Eventually, when I was 16, I started to gain weight and to fill out. At first I thought it was incredible; I was finally developing and I had graduated to a size 8 in a matter of months. I felt amazing.
That is, of course, until people started to make remarks on how ‘chubby’ I was getting and how I was developing a ‘little tummy’. Even though I knew I wasn’t overweight, I sure felt it. And that’s when the many dieting attempts started and I hated the way I looked. I noticed stretch marks and rather than taking it as a sign of being a normal girl, I felt obese.
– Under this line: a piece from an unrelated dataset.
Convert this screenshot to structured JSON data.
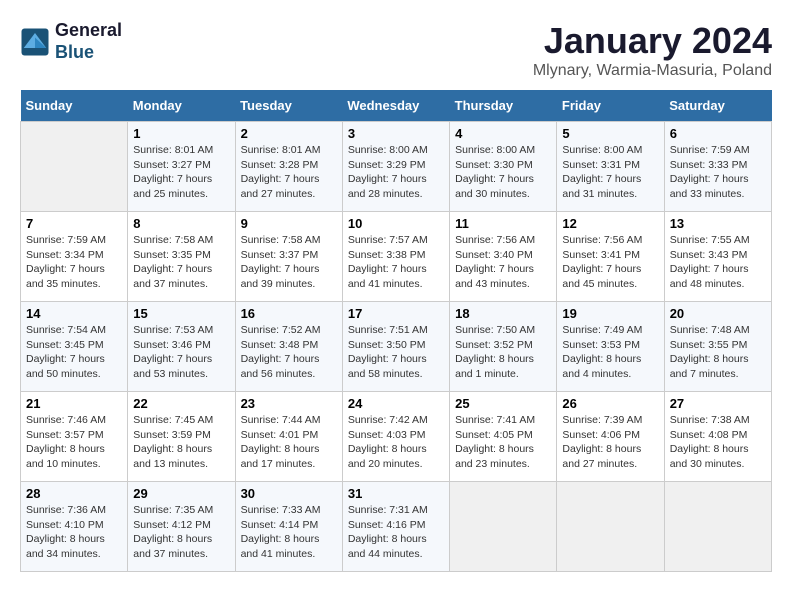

It made me realise how damaging it is to be called thin all the time. I realised that all of those people who had contributed to calling me anorexic had actually impacted my view on my weight forever and had totally destroyed my self-confidence as, when I started to put on weight, I felt fat.
It’s about time people acknowledge that being slim isn’t all it’s cracked up to be and calling someone a name based on their weight can be just as devastating if you’re underweight as it can be if you’re overweight. It’s so double standards how we know not to comment on an overweight person’s body mass yet it’s still seemingly okay to say whatever you want to someone who’s underweight.
People think that calling someone thin is going to make them feel better about themselves and the general attitude is that if you’re petite you don’t have a right to complain. This way of thinking is wrong. Take it from someone who has spent most of their life being underweight: skinny isn’t a nice feeling and feeling fat is equally as unpleasant.
Why can’t people just learn not to comment on people’s weight? Happiness isn’t measured by a bunch of numbers on a weighing scale. Happiness is how you feel. So long as you feel comfortable, it doesn’t matter how big or small you are. No one can tell you your self-worth based on numbers. I’ve learned that no matter how much I weigh, I will never be entirely happy. I never want to be underweight but I never want to feel fat. Being happy lies somewhere in between those two; however I’m not sure I’ll ever land directly in the middle because people will always tell me that I’m too thin or that I’m really starting to get quite chubby.
When we accept that calling someone thin is just as harmful as calling someone fat, then the world will be a happier place for people like me who have been at both ends of the spectrum. In fact, not talking about weight at all would be a grand idea indeed for no matter what size you are, you are beautiful in your right.